1.1. Bij brief van 12 maart 2012 heeft het Uwv appellant meegedeeld dat hij een onverschuldigd betaald bedrag van € 6.118,15 nog niet heeft voldaan en dat hij dit bedrag binnen een maand na de datum van de brief moet betalen. Daarbij is vermeld dat appellant gebruik kan maken van de bijgevoegde acceptgiro.
1.2. Appellant heeft bezwaar gemaakt tegen deze brief. Bij besluit van 19 april 2012 (bestreden besluit) heeft het Uwv dit bezwaar niet-ontvankelijk verklaard. Volgens het Uwv betreft de brief van 12 maart 2012 slechts een betalingsherinnering. Deze brief is niet gericht op rechtsgevolg en kan daarom niet worden aangemerkt als een besluit in de zin van
artikel 1:3, eerste lid, van de Algemene wet bestuursrecht (Awb).
2.
De rechtbank heeft het standpunt van het Uwv onderschreven en het beroep van appellant tegen het bestreden besluit ongegrond verklaard.
3.
In hoger beroep heeft appellant het standpunt ingenomen dat de rechtbank op een verkeerde wijze toepassing heeft gegeven aan de in de Awb opgenomen regeling voor de betaling van bestuurlijke geldschulden. Volgens appellant heeft het Uwv met de brief van 12 maart 2012 getracht de verjaring van de terugvordering te stuiten en is daarom sprake van een besluit in de zin van artikel 1:3, eerste lid, van de Awb.

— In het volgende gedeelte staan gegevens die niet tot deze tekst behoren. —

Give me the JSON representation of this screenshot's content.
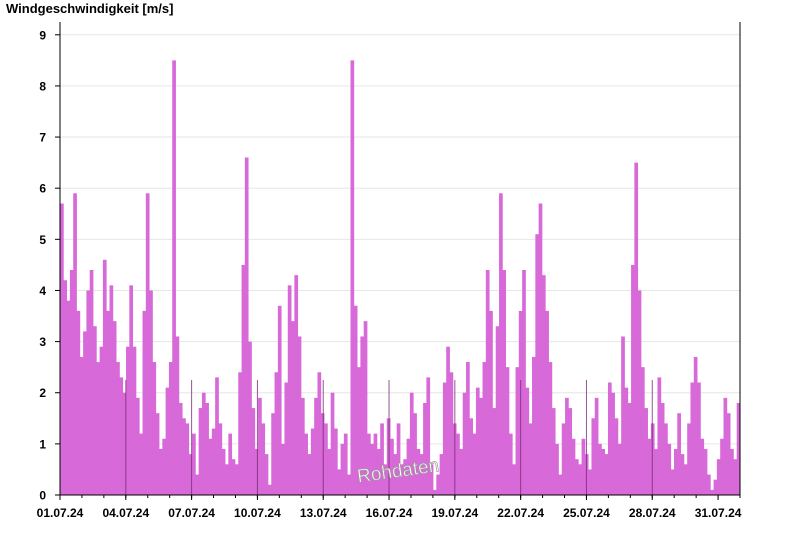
{
  "chart_data": {
    "type": "bar",
    "ylabel": "Windgeschwindigkeit [m/s]",
    "ylim": [
      0,
      9.25
    ],
    "yticks": [
      0,
      1,
      2,
      3,
      4,
      5,
      6,
      7,
      8,
      9
    ],
    "xlim": [
      "01.07.24 00:00",
      "31.07.24 24:00"
    ],
    "xticks": [
      "01.07.24",
      "04.07.24",
      "07.07.24",
      "10.07.24",
      "13.07.24",
      "16.07.24",
      "19.07.24",
      "22.07.24",
      "25.07.24",
      "28.07.24",
      "31.07.24"
    ],
    "grid": true,
    "bar_color": "#d869d8",
    "annotation": "Rohdaten",
    "series": [
      {
        "resolution": "3h",
        "values": [
          5.7,
          4.2,
          3.8,
          4.4,
          5.9,
          3.6,
          2.7,
          3.2,
          4.0,
          4.4,
          3.3,
          2.6,
          2.9,
          4.6,
          3.6,
          4.1,
          3.4,
          2.6,
          2.3,
          2.0,
          2.9,
          4.1,
          2.9,
          1.9,
          1.2,
          3.6,
          5.9,
          4.0,
          2.6,
          1.6,
          0.9,
          1.1,
          2.1,
          2.6,
          8.5,
          3.1,
          1.8,
          1.5,
          1.4,
          0.8,
          1.2,
          0.4,
          1.7,
          2.0,
          1.8,
          1.1,
          1.3,
          2.3,
          1.4,
          0.9,
          0.6,
          1.2,
          0.7,
          0.6,
          2.4,
          4.5,
          6.6,
          3.0,
          1.7,
          0.9,
          1.9,
          1.4,
          0.8,
          0.2,
          1.6,
          2.4,
          3.7,
          1.0,
          2.2,
          4.1,
          3.4,
          4.3,
          3.1,
          1.9,
          1.2,
          0.8,
          1.3,
          1.9,
          2.4,
          1.6,
          1.4,
          0.9,
          2.0,
          1.3,
          0.5,
          1.0,
          1.2,
          0.4,
          8.5,
          3.7,
          2.5,
          3.1,
          3.4,
          1.2,
          1.0,
          1.2,
          0.9,
          1.4,
          0.6,
          1.5,
          1.1,
          0.8,
          1.4,
          0.6,
          0.7,
          1.1,
          2.0,
          1.6,
          0.9,
          0.8,
          1.8,
          2.3,
          0.6,
          0.1,
          0.4,
          0.8,
          2.2,
          2.9,
          2.4,
          1.4,
          1.2,
          0.9,
          2.0,
          2.6,
          1.5,
          1.2,
          2.1,
          1.9,
          2.6,
          4.4,
          3.6,
          1.7,
          3.3,
          5.9,
          4.4,
          2.5,
          1.2,
          0.6,
          2.5,
          3.6,
          4.4,
          2.1,
          1.4,
          2.7,
          5.1,
          5.7,
          4.3,
          3.6,
          2.6,
          1.7,
          1.0,
          0.4,
          1.4,
          1.9,
          1.7,
          1.1,
          0.7,
          0.6,
          1.1,
          0.8,
          0.5,
          1.5,
          1.9,
          1.0,
          0.9,
          0.8,
          2.2,
          2.0,
          1.5,
          1.0,
          3.1,
          2.1,
          1.8,
          4.5,
          6.5,
          4.0,
          2.5,
          1.7,
          1.1,
          1.4,
          0.9,
          2.3,
          1.8,
          1.4,
          1.0,
          0.5,
          0.9,
          1.6,
          0.8,
          0.6,
          1.4,
          2.2,
          2.7,
          2.2,
          1.1,
          0.9,
          0.4,
          0.1,
          0.3,
          0.7,
          1.1,
          1.9,
          1.6,
          0.9,
          0.7,
          1.8
        ]
      }
    ]
  }
}
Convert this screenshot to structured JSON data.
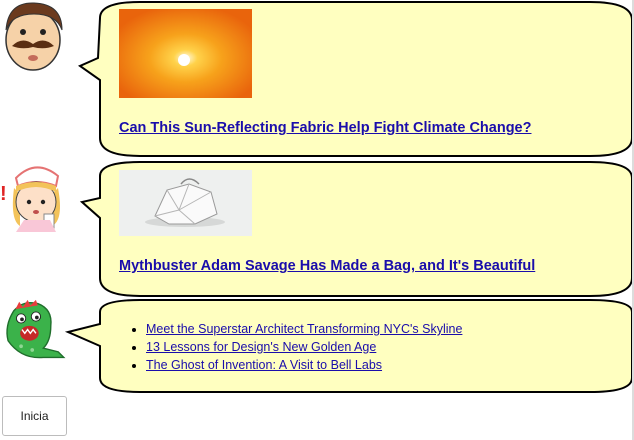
{
  "posts": [
    {
      "avatar": "mustache-man-icon",
      "thumbnail": "sunset-sun-image",
      "headline": "Can This Sun-Reflecting Fabric Help Fight Climate Change?"
    },
    {
      "avatar": "nurse-girl-icon",
      "thumbnail": "crystal-bag-image",
      "headline": "Mythbuster Adam Savage Has Made a Bag, and It's Beautiful"
    },
    {
      "avatar": "green-dinosaur-icon",
      "links": [
        "Meet the Superstar Architect Transforming NYC's Skyline",
        "13 Lessons for Design's New Golden Age",
        "The Ghost of Invention: A Visit to Bell Labs"
      ]
    }
  ],
  "start_button": {
    "label": "Inicia"
  },
  "colors": {
    "bubble_fill": "#ffffc0",
    "bubble_stroke": "#000000",
    "link": "#1a0dab"
  }
}
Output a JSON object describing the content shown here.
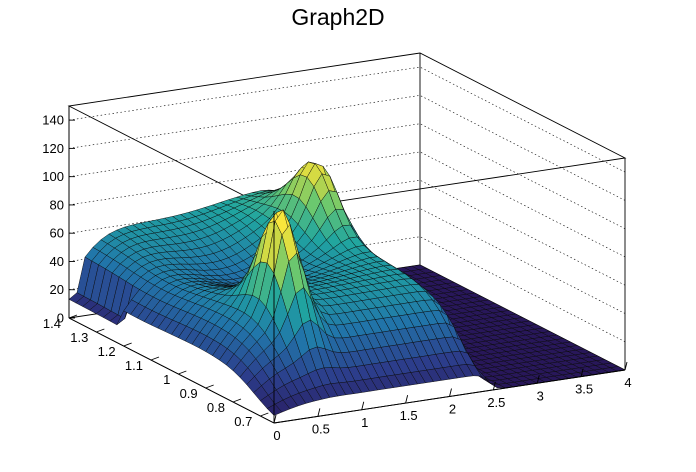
{
  "chart_data": {
    "type": "surface3d",
    "title": "Graph2D",
    "xlabel": "",
    "ylabel": "",
    "zlabel": "",
    "x_range": [
      0,
      4
    ],
    "y_range": [
      0.65,
      1.4
    ],
    "z_range": [
      0,
      150
    ],
    "x_ticks": [
      "0",
      "0.5",
      "1",
      "1.5",
      "2",
      "2.5",
      "3",
      "3.5",
      "4"
    ],
    "y_ticks": [
      "0.7",
      "0.8",
      "0.9",
      "1",
      "1.1",
      "1.2",
      "1.3",
      "1.4"
    ],
    "z_ticks": [
      "0",
      "20",
      "40",
      "60",
      "80",
      "100",
      "120",
      "140"
    ],
    "grid": true,
    "colormap": "viridis",
    "peaks": [
      {
        "x": 0.7,
        "y": 0.85,
        "z": 110
      },
      {
        "x": 2.2,
        "y": 1.2,
        "z": 105
      }
    ]
  }
}
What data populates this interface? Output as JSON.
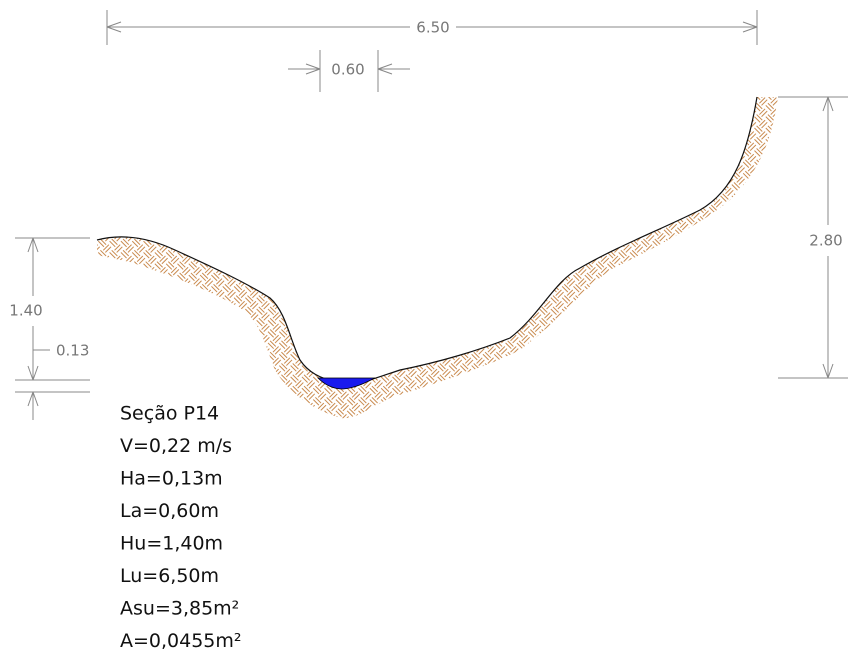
{
  "section": {
    "dimensions": {
      "total_width": "6.50",
      "water_width": "0.60",
      "right_height": "2.80",
      "left_height": "1.40",
      "water_depth": "0.13"
    },
    "notes": [
      "Seção P14",
      "V=0,22 m/s",
      "Ha=0,13m",
      "La=0,60m",
      "Hu=1,40m",
      "Lu=6,50m",
      "Asu=3,85m²",
      "A=0,0455m²"
    ]
  }
}
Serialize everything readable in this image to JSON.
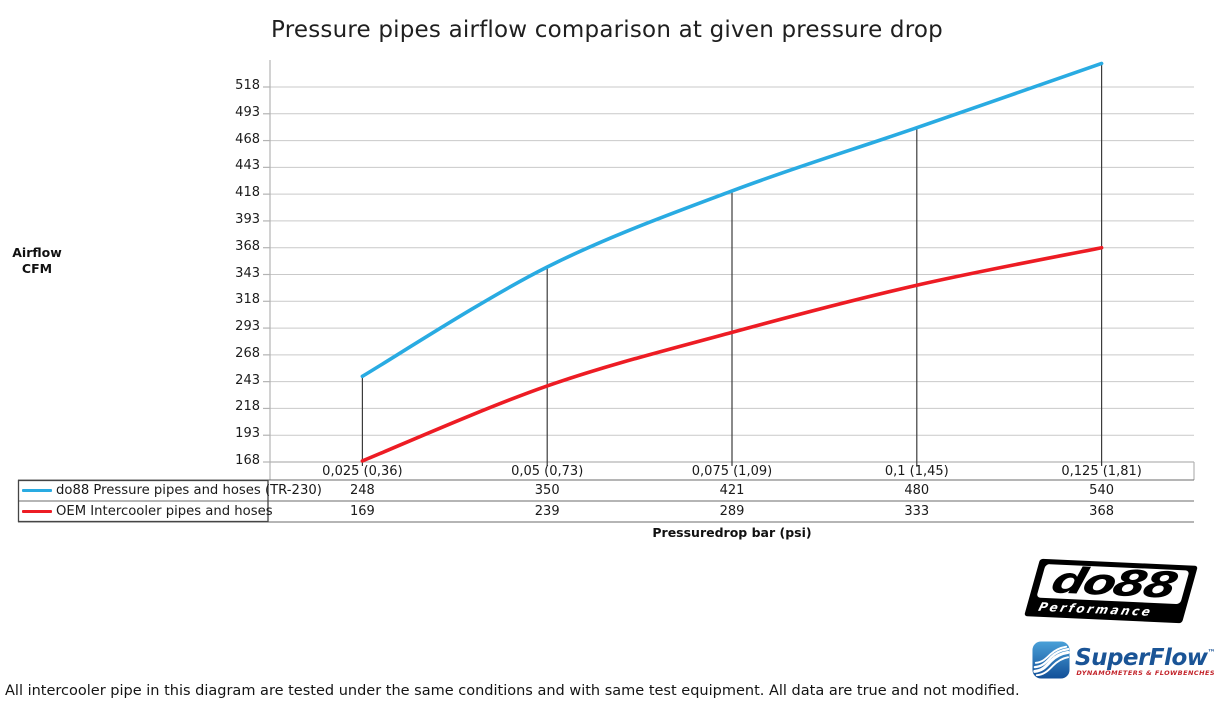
{
  "title": "Pressure pipes airflow comparison at given pressure drop",
  "y_axis": {
    "title_line1": "Airflow",
    "title_line2": "CFM"
  },
  "x_axis": {
    "title": "Pressuredrop bar (psi)"
  },
  "chart_data": {
    "type": "line",
    "title": "Pressure pipes airflow comparison at given pressure drop",
    "xlabel": "Pressuredrop bar (psi)",
    "ylabel": "Airflow CFM",
    "categories": [
      "0,025 (0,36)",
      "0,05 (0,73)",
      "0,075 (1,09)",
      "0,1 (1,45)",
      "0,125 (1,81)"
    ],
    "series": [
      {
        "name": "do88 Pressure pipes and hoses (TR-230)",
        "color": "#29abe2",
        "values": [
          248,
          350,
          421,
          480,
          540
        ]
      },
      {
        "name": "OEM Intercooler pipes and hoses",
        "color": "#ed1c24",
        "values": [
          169,
          239,
          289,
          333,
          368
        ]
      }
    ],
    "y_ticks": [
      518,
      493,
      468,
      443,
      418,
      393,
      368,
      343,
      318,
      293,
      268,
      243,
      218,
      193,
      168
    ],
    "ylim": [
      168,
      543
    ],
    "grid": "horizontal",
    "legend_position": "table-left",
    "drop_lines": "vertical line from each do88 data point to x-axis",
    "colors": {
      "grid": "#c9c9c9",
      "axis": "#b3b3b3",
      "drop_line": "#3c3c3c",
      "table_line": "#6b6b6b"
    }
  },
  "footnote": "All intercooler pipe in this diagram are tested under the same conditions and with same test equipment. All data are true and not modified.",
  "logos": {
    "do88": {
      "word": "do88",
      "sub": "Performance"
    },
    "superflow": {
      "name": "SuperFlow",
      "tm": "™",
      "tagline": "DYNAMOMETERS & FLOWBENCHES"
    }
  }
}
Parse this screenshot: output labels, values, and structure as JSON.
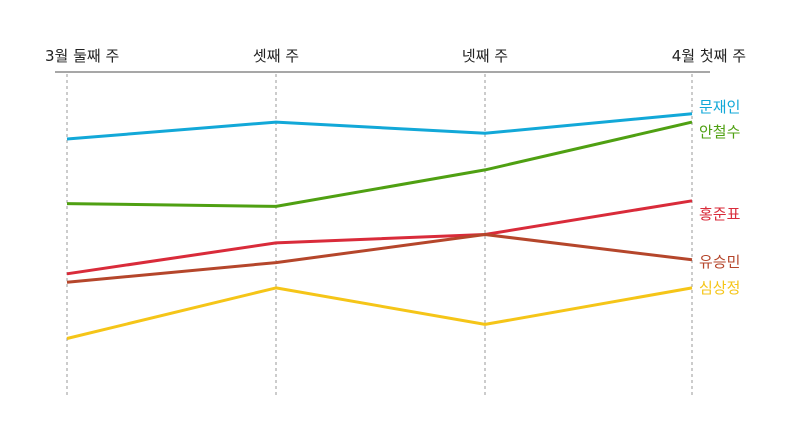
{
  "chart_data": {
    "type": "line",
    "title": "",
    "xlabel": "",
    "ylabel": "",
    "categories": [
      "3월 둘째 주",
      "셋째 주",
      "넷째 주",
      "4월 첫째 주"
    ],
    "grid": "vertical dashed lines at each week",
    "legend": "labels at right end of each line",
    "y_axis": "hidden (relative rank/level only)",
    "ylim": [
      0,
      100
    ],
    "series": [
      {
        "name": "문재인",
        "color": "#12a8d8",
        "values": [
          84,
          90,
          86,
          93
        ]
      },
      {
        "name": "안철수",
        "color": "#4fa012",
        "values": [
          61,
          60,
          73,
          90
        ]
      },
      {
        "name": "홍준표",
        "color": "#d92b3a",
        "values": [
          36,
          47,
          50,
          62
        ]
      },
      {
        "name": "유승민",
        "color": "#b5462b",
        "values": [
          33,
          40,
          50,
          41
        ]
      },
      {
        "name": "심상정",
        "color": "#f5c518",
        "values": [
          13,
          31,
          18,
          31
        ]
      }
    ]
  }
}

Deze stuitingsbrief komt echter te laat, zodat de vordering is verjaard.
4.
De Raad komt tot de volgende beoordeling.
4.1.
Het oordeel van de rechtbank dat de brief van 12 maart 2012 niet is gericht op rechtsgevolg en dus geen besluit is in de zin van de Awb wordt onderschreven. Deze brief moet inderdaad worden aangemerkt als een betalingsherinnering. Afdeling 4.4.3 van de Awb inzake verjaring is niet aan de orde. Van een verkeerde toepassing door de rechtbank van de in de Awb opgenomen regeling voor betaling van bestuurlijke geldschulden is dan ook geen sprake.
4.2.
Het hoger beroep slaagt niet. De aangevallen uitspraak wordt bevestigd.
5.
In het hoger beroepschrift heeft appellant om schadevergoeding in de vorm van wettelijke rente over het volgens hem terug te betalen bedrag verzocht. Uit het onder 4 overwogene volgt dat voor toewijzing daarvan geen ruimte bestaat.
6.
Er bestaat geen aanleiding voor een proceskostenveroordeling.
BESLISSING
De Centrale Raad van Beroep
- bevestigt de aangevallen uitspraak;
- wijst het verzoek om veroordeling tot vergoeding van wettelijke rente af.
Deze uitspraak is gedaan door H.G. Rottier als voorzitter en B.M. van Dun en C.C.W. Lange als leden, in tegenwoordigheid van H.J. Dekker als griffier. De beslissing is uitgesproken in het openbaar op 22 januari 2014.